9. Tech Loves Retro and San Jose Does it Well

San Jose's lifesize Monopoly board
San Jose’s lifesize Monopoly board is a popular stop for locals. photo c. CityHUNT scavenger tours

That nostalgia celebrated by Throwback Thursday has kept institutions like Happy Hollow Park & Zoo going for more than 50 years. Along its rambling pathways are gentle roller coasters and a petting zoo –- perfect for Silicon Valley charity balls. Don’t ask about the larger-than-life Monopoly Board in a public park; the city rents out the enormous pieces and couples can get married on Go to Jail.

10.  Tech Loves Sports

Mark Cuban? Steve Ballmer? We know tech money loves sports, and the San Jose Giants are proof. They play at the minor league Municipal Stadium, a 77-year-old complex where can you sit near Mark Zuckerberg and use Paypal to buy hotdogs or pinot. The San Francisco 49ers are settled into the $1.3 billion Levi’s Stadium in Santa Clara; too bad for the kids that the next door Great America theme park will be closing during their games.

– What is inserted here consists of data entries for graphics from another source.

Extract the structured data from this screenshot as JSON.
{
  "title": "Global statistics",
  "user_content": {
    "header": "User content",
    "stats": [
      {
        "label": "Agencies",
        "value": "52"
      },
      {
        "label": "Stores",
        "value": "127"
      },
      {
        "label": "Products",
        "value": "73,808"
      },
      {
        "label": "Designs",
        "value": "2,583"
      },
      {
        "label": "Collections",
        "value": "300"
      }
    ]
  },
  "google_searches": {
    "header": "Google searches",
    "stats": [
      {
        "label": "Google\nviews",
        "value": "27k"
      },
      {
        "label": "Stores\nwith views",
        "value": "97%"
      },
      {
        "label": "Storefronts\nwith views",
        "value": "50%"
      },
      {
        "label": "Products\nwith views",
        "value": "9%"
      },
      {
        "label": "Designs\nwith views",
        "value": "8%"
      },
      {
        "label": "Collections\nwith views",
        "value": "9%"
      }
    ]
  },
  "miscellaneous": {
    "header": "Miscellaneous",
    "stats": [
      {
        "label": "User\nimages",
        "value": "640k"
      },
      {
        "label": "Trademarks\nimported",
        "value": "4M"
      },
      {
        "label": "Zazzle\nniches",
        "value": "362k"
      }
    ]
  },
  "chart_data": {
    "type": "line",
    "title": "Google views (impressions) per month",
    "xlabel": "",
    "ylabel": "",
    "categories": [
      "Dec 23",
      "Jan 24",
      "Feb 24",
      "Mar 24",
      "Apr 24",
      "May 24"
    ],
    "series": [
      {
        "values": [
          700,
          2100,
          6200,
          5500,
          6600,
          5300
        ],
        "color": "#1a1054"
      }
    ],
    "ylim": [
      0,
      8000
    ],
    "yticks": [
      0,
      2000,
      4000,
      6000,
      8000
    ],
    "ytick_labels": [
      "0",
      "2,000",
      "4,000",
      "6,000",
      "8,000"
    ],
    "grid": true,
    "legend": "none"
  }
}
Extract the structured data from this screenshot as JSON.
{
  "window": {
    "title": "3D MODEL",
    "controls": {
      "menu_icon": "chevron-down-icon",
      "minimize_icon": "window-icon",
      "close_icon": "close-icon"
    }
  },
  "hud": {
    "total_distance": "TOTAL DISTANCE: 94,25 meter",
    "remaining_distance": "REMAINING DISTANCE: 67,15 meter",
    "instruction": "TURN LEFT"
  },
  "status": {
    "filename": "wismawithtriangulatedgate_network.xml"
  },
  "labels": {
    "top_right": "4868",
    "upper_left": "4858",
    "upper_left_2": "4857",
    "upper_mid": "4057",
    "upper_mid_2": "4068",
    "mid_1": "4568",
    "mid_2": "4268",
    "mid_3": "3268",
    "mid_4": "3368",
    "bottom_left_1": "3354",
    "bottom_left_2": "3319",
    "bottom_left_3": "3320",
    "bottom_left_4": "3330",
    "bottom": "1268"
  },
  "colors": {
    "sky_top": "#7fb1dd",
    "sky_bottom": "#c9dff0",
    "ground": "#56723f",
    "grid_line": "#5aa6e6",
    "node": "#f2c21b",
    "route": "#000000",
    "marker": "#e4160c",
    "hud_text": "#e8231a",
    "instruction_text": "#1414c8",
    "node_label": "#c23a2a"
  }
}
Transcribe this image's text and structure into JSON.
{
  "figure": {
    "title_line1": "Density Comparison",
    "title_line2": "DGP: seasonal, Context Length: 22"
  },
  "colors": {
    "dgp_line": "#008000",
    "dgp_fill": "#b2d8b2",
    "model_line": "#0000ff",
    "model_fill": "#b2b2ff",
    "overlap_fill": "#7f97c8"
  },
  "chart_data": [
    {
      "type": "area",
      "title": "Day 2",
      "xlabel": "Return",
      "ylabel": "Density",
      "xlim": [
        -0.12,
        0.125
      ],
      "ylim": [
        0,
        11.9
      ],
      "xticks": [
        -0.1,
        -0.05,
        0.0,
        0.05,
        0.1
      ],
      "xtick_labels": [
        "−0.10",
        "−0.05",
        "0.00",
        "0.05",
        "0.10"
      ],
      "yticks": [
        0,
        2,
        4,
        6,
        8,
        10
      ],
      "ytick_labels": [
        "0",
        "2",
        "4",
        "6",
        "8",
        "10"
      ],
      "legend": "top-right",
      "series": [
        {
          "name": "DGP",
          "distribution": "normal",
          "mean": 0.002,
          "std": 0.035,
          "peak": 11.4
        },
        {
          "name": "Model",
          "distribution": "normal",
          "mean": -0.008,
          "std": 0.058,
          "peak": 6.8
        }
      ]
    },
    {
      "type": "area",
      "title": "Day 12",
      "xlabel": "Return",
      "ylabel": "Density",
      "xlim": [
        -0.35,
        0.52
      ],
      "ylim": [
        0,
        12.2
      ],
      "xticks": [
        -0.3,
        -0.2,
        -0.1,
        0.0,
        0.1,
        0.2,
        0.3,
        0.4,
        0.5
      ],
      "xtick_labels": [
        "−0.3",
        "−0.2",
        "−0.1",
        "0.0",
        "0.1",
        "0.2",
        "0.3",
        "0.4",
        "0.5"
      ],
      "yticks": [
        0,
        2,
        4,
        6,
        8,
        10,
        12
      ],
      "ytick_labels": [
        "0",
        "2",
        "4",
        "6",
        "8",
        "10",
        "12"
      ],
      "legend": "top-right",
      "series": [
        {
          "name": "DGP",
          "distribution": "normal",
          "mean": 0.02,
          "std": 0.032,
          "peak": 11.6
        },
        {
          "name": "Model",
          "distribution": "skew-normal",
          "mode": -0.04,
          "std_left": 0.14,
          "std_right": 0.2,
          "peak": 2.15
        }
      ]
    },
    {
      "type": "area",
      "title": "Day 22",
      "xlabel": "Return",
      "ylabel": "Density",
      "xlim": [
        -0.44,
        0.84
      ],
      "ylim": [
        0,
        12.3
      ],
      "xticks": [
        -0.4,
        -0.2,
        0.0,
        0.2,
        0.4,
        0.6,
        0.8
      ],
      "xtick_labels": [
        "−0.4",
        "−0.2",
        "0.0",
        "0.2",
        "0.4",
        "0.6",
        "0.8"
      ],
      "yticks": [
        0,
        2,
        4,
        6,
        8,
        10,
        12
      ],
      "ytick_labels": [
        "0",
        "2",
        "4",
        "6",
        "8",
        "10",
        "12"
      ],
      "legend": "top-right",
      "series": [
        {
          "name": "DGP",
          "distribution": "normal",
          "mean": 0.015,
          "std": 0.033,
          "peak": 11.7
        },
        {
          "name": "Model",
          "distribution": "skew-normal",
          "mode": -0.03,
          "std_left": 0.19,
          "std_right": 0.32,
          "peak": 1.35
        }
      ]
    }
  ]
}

Trip Planning Details for Next Gen Tech Billionaires

If you haven’t raised enough early stage capital to get out to San Jose yet, here’s a virtual tour.

But if you have, remember that we stayed downtown at the 800-room Fairmont San Jose at 170 S. Market Street, San Jose, CA 95113 and had super assistance from Visit San Jose, the tourism development office. Taking the family to San Jose? CityHUNT is a team-building scavenger hunt company that hosts events across the country. They have teams all over America and internationally that will host an epic scavenger hunt for any celebration, and help you find more insider surprises in San Jose.